Leaning into womanist theory, one of the things that I've noticed is how women have been conditioned to tiptoe around the feelings of men, even when they're treating us horribly. I've taken note and decided that I will no longer play nice with men who disrespect me. I'm not going to hug a guy when I'm out, after I've watched him either ghost me or just be shitty overall. As I've seen how much men adore my bubbly personality, I feel that they see that and don't think that I have actual feelings. So when they disrespect or hurt me, there's no reason to feel bad or be held accountable, cuz she doesn't have feelings like a real live person, right? WRONG! I'm no longer in the business of making men comfortable with making me uncomfortable. I'm not an inanimate toy, I am a woman, a human being, and you will respect me as such. That's on period.
I used to be the woman who forgave and forgot. And what I soon realized is that when you easily forgive a man for his misgivings, all he has taken from it is that he can be as abusive as he wants towards you and you'll always welcome him back. As women, we have to hold them accountable and we aren't doing that when we silently forgive them and act as though they were too damned dumb to know what they did. They know they hurt us, they just don't care. And it's up to us to no longer hide that pain. The fact is that we don't owe anyone a pretty picture of our suffering.
I've talked at length about learning to fall back and let the spirits guide my steps. I can honestly say that my spirits have never lied to me. Sometimes, I listened to them, sometimes, I didn't. But they were never wrong. My only regret is that it took me so long to learn to fall back and trust them. After things happened on my birthday, it was quite a shock to my system. The guy from that night (I'll call him Charles) was an old friend from way back. I'd seen him in passing on occasion over the years, but we hadn't spent much time chopping it up in over a decade.
It took quite a bit of processing for me to make out exactly what had just occurred. I've learned to sometimes take to my tarot cards for a bit of guidance. I wanted to know what to make of things. On two separate nights, I pulled cards about Charles. And out of 52 cards, each time, I pulled the same one (YES, I shuffled them!). The card I pulled each time was about divine timing. I couldn't figure it out, but I started to recognize that it was what it was and I'd understand it when the time was right. But I knew that getting the same card twice was significant.
Anyway, last night, after a few weeks, I finally felt ready to share what I'd done. The spirit finally moved me to talk about it. And I'm going through some downtime at work, which allowed me to finish it on the clock. I decided after work to get out and stretch my legs. I knew I wasn't going to be there long, but I decided to stop by a bar where I knew a few buddies would be. I stepped in and began making rounds, hugging loved ones, and trying to maneuver through to see who I'd missed. I stopped for a sec and scanned the room when I'd gotten a tap. I looked back and a gentleman pointed me to the guy sitting at the table with him. I recognized him instantly. He was the teacher from my past. The person who'd hurt me so much that I'd actually leaned into the year and a half of celibacy.He stretched his arm out, as if he expected a warm, friendly "Malika hug." But he didn't get that. I essentially instead cursed that man out like he owed me money. I'm grateful that the DJs are so loud in there, because I let his ass have it. In my rage, I don't quite remember exactly what I'd said, but I recall starting my rant with "FUCK YOU!" and ending my tirade with "you can eat a bag of dicks!" I'm serious y'all. Eff turning the other cheek, we about about to both be uncomfortable in this bitch, ya dig?

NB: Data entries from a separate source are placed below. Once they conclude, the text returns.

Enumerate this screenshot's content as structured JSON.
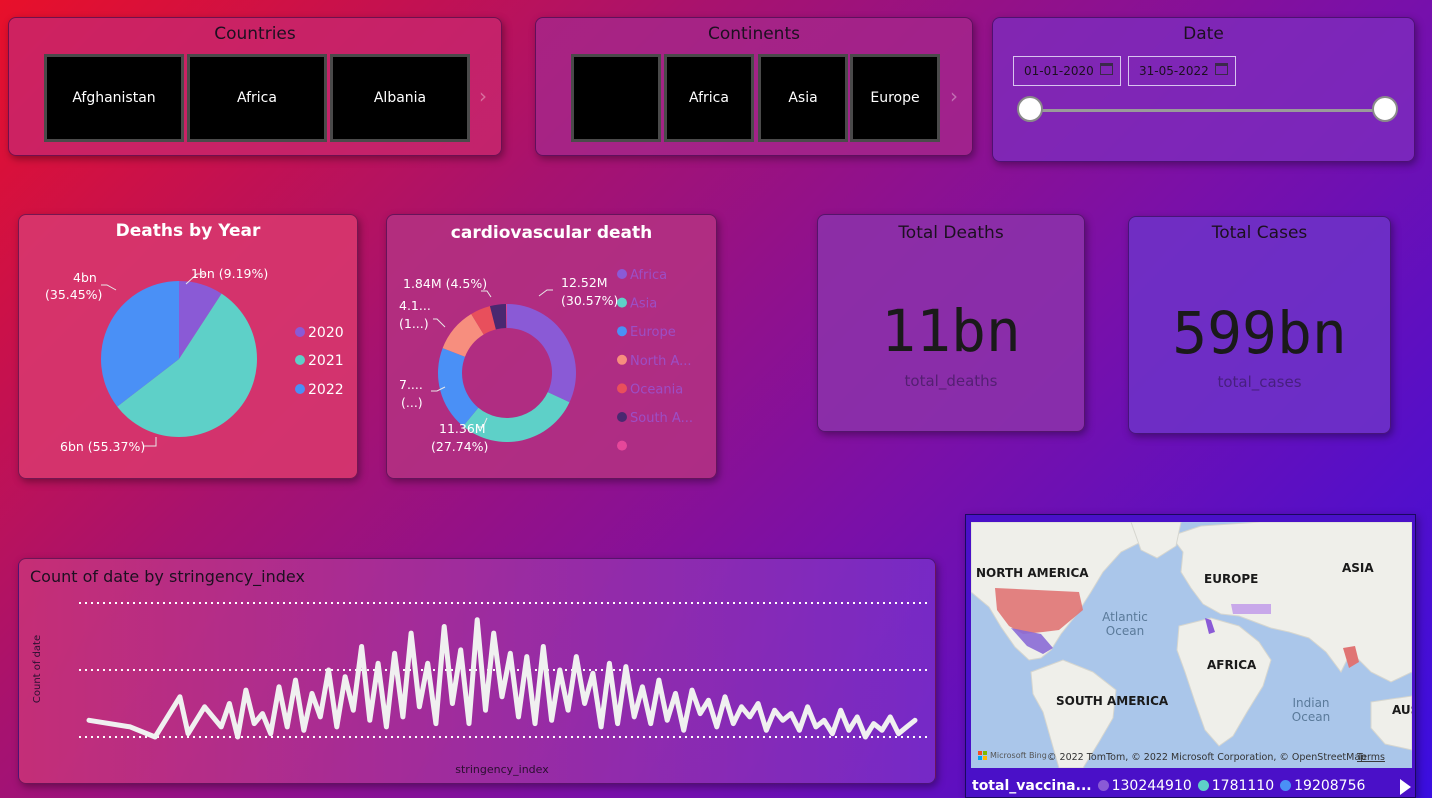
{
  "slicers": {
    "countries": {
      "title": "Countries",
      "items": [
        "Afghanistan",
        "Africa",
        "Albania"
      ]
    },
    "continents": {
      "title": "Continents",
      "items": [
        "",
        "Africa",
        "Asia",
        "Europe"
      ]
    },
    "date": {
      "title": "Date",
      "start": "01-01-2020",
      "end": "31-05-2022",
      "range_start_fraction": 0,
      "range_end_fraction": 1
    }
  },
  "deaths_by_year": {
    "title": "Deaths by Year",
    "legend": [
      "2020",
      "2021",
      "2022"
    ],
    "labels": {
      "2020": "1bn (9.19%)",
      "2021": "6bn (55.37%)",
      "2022_line1": "4bn",
      "2022_line2": "(35.45%)"
    },
    "colors": {
      "2020": "#8a5ad6",
      "2021": "#5ed0c8",
      "2022": "#4a90f6"
    }
  },
  "cardiovascular": {
    "title": "cardiovascular death",
    "legend": [
      "Africa",
      "Asia",
      "Europe",
      "North A...",
      "Oceania",
      "South A...",
      ""
    ],
    "labels": {
      "africa_l1": "12.52M",
      "africa_l2": "(30.57%)",
      "asia_l1": "11.36M",
      "asia_l2": "(27.74%)",
      "europe_l1": "7....",
      "europe_l2": "(...)",
      "na_l1": "4.1...",
      "na_l2": "(1...)",
      "oceania": "1.84M (4.5%)"
    }
  },
  "kpis": {
    "total_deaths": {
      "title": "Total Deaths",
      "value": "11bn",
      "sub": "total_deaths"
    },
    "total_cases": {
      "title": "Total Cases",
      "value": "599bn",
      "sub": "total_cases"
    }
  },
  "line_chart": {
    "title": "Count of date by stringency_index",
    "xlabel": "stringency_index",
    "ylabel": "Count of date"
  },
  "map": {
    "regions": {
      "na": "NORTH AMERICA",
      "eu": "EUROPE",
      "asia": "ASIA",
      "atl1": "Atlantic",
      "atl2": "Ocean",
      "africa": "AFRICA",
      "sa": "SOUTH AMERICA",
      "ind1": "Indian",
      "ind2": "Ocean",
      "aus": "AUST"
    },
    "attribution": "© 2022 TomTom, © 2022 Microsoft Corporation, © OpenStreetMap",
    "terms": "Terms",
    "brand": "Microsoft Bing",
    "legend_title": "total_vaccina...",
    "legend_values": [
      "130244910",
      "1781110",
      "19208756"
    ],
    "legend_colors": [
      "#8a5ad6",
      "#5ed0c8",
      "#4a90f6"
    ]
  },
  "chart_data": [
    {
      "type": "pie",
      "title": "Deaths by Year",
      "categories": [
        "2020",
        "2021",
        "2022"
      ],
      "values": [
        1,
        6,
        4
      ],
      "percent": [
        9.19,
        55.37,
        35.45
      ]
    },
    {
      "type": "pie",
      "title": "cardiovascular death",
      "categories": [
        "Africa",
        "Asia",
        "Europe",
        "North A...",
        "Oceania",
        "South A...",
        ""
      ],
      "values": [
        12.52,
        11.36,
        null,
        4.1,
        1.84,
        null,
        null
      ],
      "percent": [
        30.57,
        27.74,
        null,
        null,
        4.5,
        null,
        null
      ],
      "colors": [
        "#8a5ad6",
        "#5ed0c8",
        "#4a90f6",
        "#f78e7e",
        "#e84f5c",
        "#4a2870",
        "#e6479a"
      ],
      "approx_percent_for_drawing": [
        30.57,
        27.74,
        19.0,
        10.0,
        4.5,
        3.6,
        0.2
      ]
    },
    {
      "type": "line",
      "title": "Count of date by stringency_index",
      "xlabel": "stringency_index",
      "ylabel": "Count of date",
      "xlim": [
        0,
        100
      ],
      "ylim": [
        0,
        40
      ],
      "x": [
        0,
        5,
        8,
        11,
        12,
        14,
        16,
        17,
        18,
        19,
        20,
        21,
        22,
        23,
        24,
        25,
        26,
        27,
        28,
        29,
        30,
        31,
        32,
        33,
        34,
        35,
        36,
        37,
        38,
        39,
        40,
        41,
        42,
        43,
        44,
        45,
        46,
        47,
        48,
        49,
        50,
        51,
        52,
        53,
        54,
        55,
        56,
        57,
        58,
        59,
        60,
        61,
        62,
        63,
        64,
        65,
        66,
        67,
        68,
        69,
        70,
        71,
        72,
        73,
        74,
        75,
        76,
        77,
        78,
        79,
        80,
        81,
        82,
        83,
        84,
        85,
        86,
        87,
        88,
        89,
        90,
        91,
        92,
        93,
        94,
        95,
        96,
        97,
        98,
        99,
        100
      ],
      "y": [
        5,
        3,
        0,
        12,
        1,
        9,
        3,
        10,
        0,
        14,
        4,
        7,
        1,
        15,
        3,
        17,
        2,
        13,
        6,
        20,
        3,
        18,
        8,
        27,
        5,
        22,
        3,
        25,
        6,
        31,
        9,
        22,
        4,
        33,
        10,
        26,
        4,
        35,
        8,
        31,
        12,
        25,
        6,
        24,
        4,
        27,
        5,
        20,
        8,
        24,
        10,
        19,
        3,
        22,
        4,
        21,
        6,
        15,
        4,
        17,
        5,
        13,
        2,
        14,
        7,
        11,
        3,
        12,
        4,
        9,
        6,
        10,
        2,
        8,
        5,
        7,
        2,
        9,
        3,
        5,
        1,
        8,
        2,
        6,
        0,
        4,
        2,
        6,
        1,
        3,
        5
      ],
      "grid": true,
      "series_color": "#f0f0f0"
    }
  ]
}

I'm not quite sure who saw or heard it. I was with my people so I wasn't worried. I didn't even quite know that I held that much rage towards him until the moment struck. I think I would have been okay if he'd just nodded his head in a passive hello, but it was the opening up his arms to ask for a hug that did it. That was what really sent me over the edge. To know me is to love me, and to get cursed out by one of the friendliest women you know means you did some shit to deserve it. I tried again to find a few of my friends for final hugs before exiting, but I was so thrown that I just headed for the door. I called my bestie first and she patiently listened to me tell her that I'd run into him and followed it up by cursing him out.Next up, I called a woman who is quickly becoming my lifeline, my Boss. I've talked to the Boss extensively about my celibacy and what it meant to me. The processing, the urges, the questions, all of it. I couldn't help but to notice that how 2 hours after posting my blog about breaking my celibacy, I saw the man who broke me to the point where I leaned into it. I immediately went back to those two tarot cards that had warned me of the divine timing. Yet again, they were right. That timing was everything, even though I certainly didn't see it coming. I intend to go back to abstaining in the meantime.
I pride myself on not being petty these days. But my oh my, did it feel good to let his ass have it!